So, My eldest Son is 3. I had (what I thought) was a traumatic experience trying to give birth. It ended in an emergency C section. He came out and I didn't feel that rush of love that people talk about. I didn't feel overly attached to him, and almost felt like he was a strangers baby. I didn't cry when I went back to work or when he had first day at nursery. I always felt desperate for time to myself and struggled to get used to having a baby. I just assumed that some people felt this way.
I then got pregnant with my Daughter. I had a horrific pregnancy and was dreading having another baby after feeling so ill for months. I had an elective C section, and when she came out, I couldn't believe the massive rush of love that I felt. I thought my heart would burst. I cried for ages.

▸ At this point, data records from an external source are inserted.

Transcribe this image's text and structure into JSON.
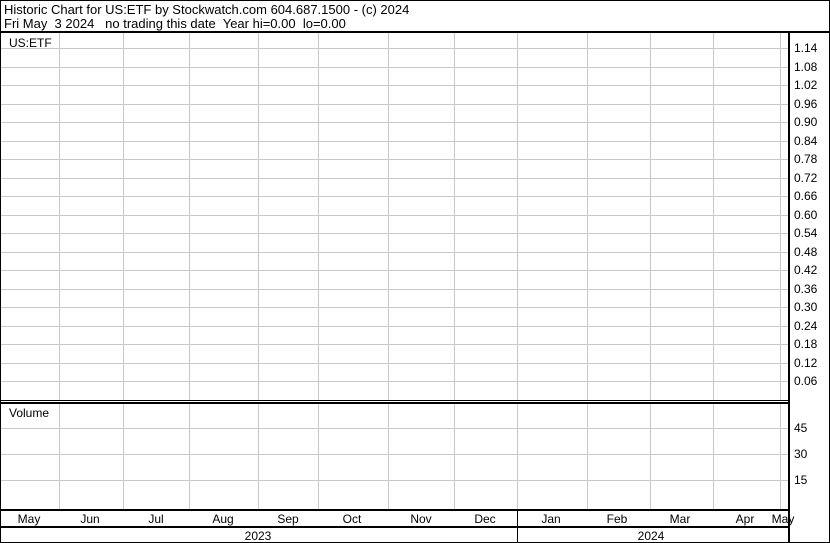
{
  "header": {
    "title": "Historic Chart for US:ETF by Stockwatch.com 604.687.1500 - (c) 2024",
    "subtitle": "Fri May  3 2024   no trading this date  Year hi=0.00  lo=0.00"
  },
  "chart_data": [
    {
      "type": "line",
      "title": "US:ETF",
      "y_ticks": [
        "1.14",
        "1.08",
        "1.02",
        "0.96",
        "0.90",
        "0.84",
        "0.78",
        "0.72",
        "0.66",
        "0.60",
        "0.54",
        "0.48",
        "0.42",
        "0.36",
        "0.30",
        "0.24",
        "0.18",
        "0.12",
        "0.06"
      ],
      "ylim": [
        0,
        1.17
      ],
      "x_ticks": [
        "May",
        "Jun",
        "Jul",
        "Aug",
        "Sep",
        "Oct",
        "Nov",
        "Dec",
        "Jan",
        "Feb",
        "Mar",
        "Apr",
        "May"
      ],
      "x_years": [
        "2023",
        "2024"
      ],
      "grid": true,
      "series": []
    },
    {
      "type": "bar",
      "title": "Volume",
      "y_ticks": [
        "45",
        "30",
        "15"
      ],
      "grid": true,
      "series": []
    }
  ]
}
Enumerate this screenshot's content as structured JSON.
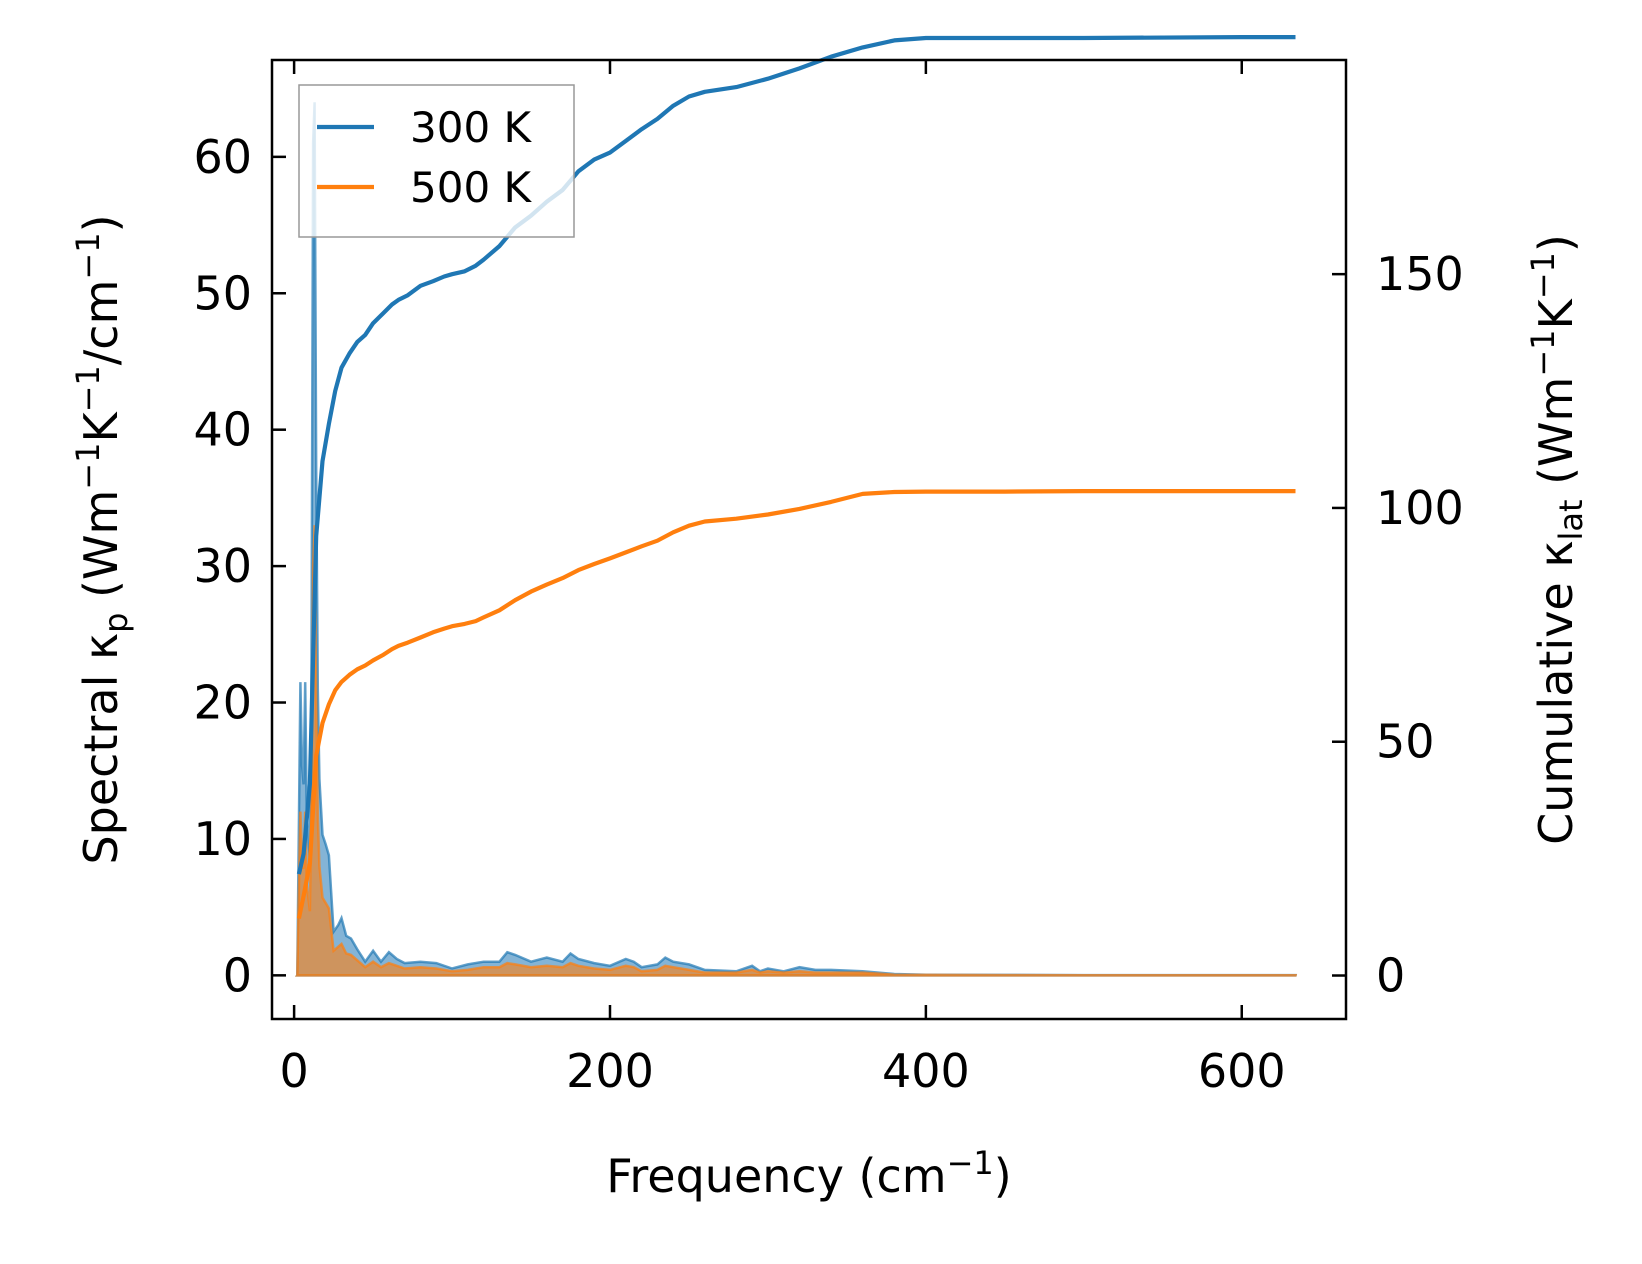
{
  "chart_data": {
    "type": "line",
    "xlabel": {
      "main": "Frequency (cm",
      "sup": "−1",
      "close": ")"
    },
    "ylabel_left": {
      "prefix": "Spectral κ",
      "sub": "p",
      "mid": " (Wm",
      "sup1": "−1",
      "k": "K",
      "sup2": "−1",
      "unit": "/cm",
      "sup3": "−1",
      "close": ")"
    },
    "ylabel_right": {
      "prefix": "Cumulative κ",
      "sub": "lat",
      "mid": " (Wm",
      "sup1": "−1",
      "k": "K",
      "sup2": "−1",
      "close": ")"
    },
    "xlim": [
      -14,
      666
    ],
    "ylim_left": [
      -3.2,
      67.1
    ],
    "ylim_right": [
      -9.3,
      195.8
    ],
    "x_ticks": [
      0,
      200,
      400,
      600
    ],
    "y_ticks_left": [
      0,
      10,
      20,
      30,
      40,
      50,
      60
    ],
    "y_ticks_right": [
      0,
      50,
      100,
      150
    ],
    "legend": {
      "position": "upper-left",
      "entries": [
        "300 K",
        "500 K"
      ]
    },
    "colors": {
      "300 K": "#1f77b4",
      "500 K": "#ff7f0e"
    },
    "series": [
      {
        "name": "300 K",
        "cumulative": {
          "x": [
            3,
            6,
            10,
            14,
            18,
            22,
            26,
            30,
            35,
            40,
            45,
            50,
            56,
            62,
            66,
            72,
            80,
            88,
            95,
            100,
            108,
            115,
            120,
            130,
            140,
            150,
            160,
            170,
            180,
            190,
            200,
            210,
            220,
            230,
            240,
            250,
            260,
            280,
            300,
            320,
            340,
            360,
            380,
            400,
            450,
            500,
            600,
            634
          ],
          "y": [
            21.7,
            26,
            41,
            94,
            110,
            118,
            125,
            130,
            133,
            135.5,
            137,
            139.5,
            141.5,
            143.5,
            144.5,
            145.5,
            147.5,
            148.5,
            149.5,
            150,
            150.6,
            151.8,
            153.1,
            156,
            160,
            162.5,
            165.5,
            168,
            172,
            174.5,
            176,
            178.5,
            181,
            183.2,
            186,
            188,
            189,
            190,
            191.8,
            194,
            196.5,
            198.5,
            200,
            200.5,
            200.5,
            200.5,
            200.7,
            200.7
          ]
        },
        "spectral": {
          "x": [
            2,
            4,
            5,
            6,
            7,
            8,
            10,
            11,
            12,
            13,
            14,
            15,
            16,
            18,
            20,
            22,
            25,
            28,
            30,
            33,
            36,
            40,
            45,
            50,
            55,
            60,
            65,
            70,
            80,
            90,
            100,
            110,
            120,
            130,
            135,
            140,
            150,
            160,
            170,
            175,
            180,
            190,
            200,
            210,
            215,
            220,
            230,
            235,
            240,
            250,
            260,
            280,
            290,
            295,
            300,
            310,
            320,
            330,
            340,
            360,
            380,
            400,
            450,
            500,
            600,
            634
          ],
          "y": [
            0,
            21.5,
            15.4,
            14,
            21.5,
            12,
            8.4,
            23,
            61,
            64,
            37,
            21,
            14.4,
            10.3,
            9.6,
            8.8,
            3.2,
            3.7,
            4.2,
            2.9,
            2.7,
            1.9,
            1.0,
            1.8,
            1.0,
            1.7,
            1.2,
            0.9,
            1.0,
            0.9,
            0.5,
            0.8,
            1.0,
            1.0,
            1.7,
            1.5,
            1.0,
            1.3,
            1.0,
            1.6,
            1.2,
            0.9,
            0.7,
            1.2,
            1.0,
            0.6,
            0.8,
            1.3,
            1.0,
            0.8,
            0.4,
            0.3,
            0.7,
            0.3,
            0.5,
            0.3,
            0.6,
            0.4,
            0.4,
            0.3,
            0.1,
            0.05,
            0.03,
            0.02,
            0.02,
            0.02
          ]
        }
      },
      {
        "name": "500 K",
        "cumulative": {
          "x": [
            3,
            6,
            10,
            14,
            18,
            22,
            26,
            30,
            35,
            40,
            45,
            50,
            56,
            62,
            66,
            72,
            80,
            88,
            95,
            100,
            108,
            115,
            120,
            130,
            140,
            150,
            160,
            170,
            180,
            190,
            200,
            210,
            220,
            230,
            240,
            250,
            260,
            280,
            300,
            320,
            340,
            360,
            380,
            400,
            450,
            500,
            600,
            634
          ],
          "y": [
            12.2,
            17,
            24,
            47,
            54,
            58,
            61,
            62.8,
            64.3,
            65.5,
            66.3,
            67.4,
            68.5,
            69.8,
            70.5,
            71.2,
            72.3,
            73.4,
            74.2,
            74.7,
            75.2,
            75.8,
            76.6,
            78.1,
            80.3,
            82.1,
            83.6,
            85,
            86.7,
            88,
            89.2,
            90.5,
            91.8,
            93,
            94.8,
            96.2,
            97.1,
            97.7,
            98.6,
            99.8,
            101.3,
            103,
            103.4,
            103.5,
            103.5,
            103.6,
            103.6,
            103.6
          ],
          "plot_values_in": "right_axis_units_scaled_to_left"
        },
        "spectral": {
          "x": [
            2,
            4,
            5,
            6,
            7,
            8,
            10,
            11,
            12,
            13,
            14,
            15,
            16,
            18,
            20,
            22,
            25,
            28,
            30,
            33,
            36,
            40,
            45,
            50,
            55,
            60,
            65,
            70,
            80,
            90,
            100,
            110,
            120,
            130,
            135,
            140,
            150,
            160,
            170,
            175,
            180,
            190,
            200,
            210,
            215,
            220,
            230,
            235,
            240,
            250,
            260,
            280,
            290,
            295,
            300,
            310,
            320,
            330,
            340,
            360,
            380,
            400,
            450,
            500,
            600,
            634
          ],
          "y": [
            0,
            12,
            8.6,
            7.8,
            12,
            6.7,
            4.7,
            12.8,
            30,
            33,
            20,
            11.7,
            8,
            5.7,
            5.3,
            4.9,
            1.8,
            2.1,
            2.3,
            1.6,
            1.5,
            1.1,
            0.6,
            1.0,
            0.6,
            0.9,
            0.7,
            0.5,
            0.6,
            0.5,
            0.3,
            0.4,
            0.6,
            0.6,
            0.9,
            0.8,
            0.6,
            0.7,
            0.6,
            0.9,
            0.7,
            0.5,
            0.4,
            0.7,
            0.6,
            0.3,
            0.4,
            0.7,
            0.6,
            0.4,
            0.2,
            0.2,
            0.4,
            0.2,
            0.3,
            0.2,
            0.3,
            0.2,
            0.2,
            0.2,
            0.05,
            0.03,
            0.02,
            0.01,
            0.01,
            0.01
          ]
        }
      }
    ]
  }
}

I felt absolutely euphoric for about 3 months after and I couldn't bear to be apart from her. I felt like she was mine and I just felt like I knew her inside out.
I feel so awful for feeling this way. I absolutely love Son to bits, but I know if I'm totally honest with myself, that the bond is not as strong or not as natural as it is with my Daughter.
Did/does anyone else feel this way? I know that it can't be completely normal, but I also have no idea how to change the way I feel? Every night I go to bed, and I think how can I try harder with my Son, and what can I do to create a bond. Am I the only person that feels like this?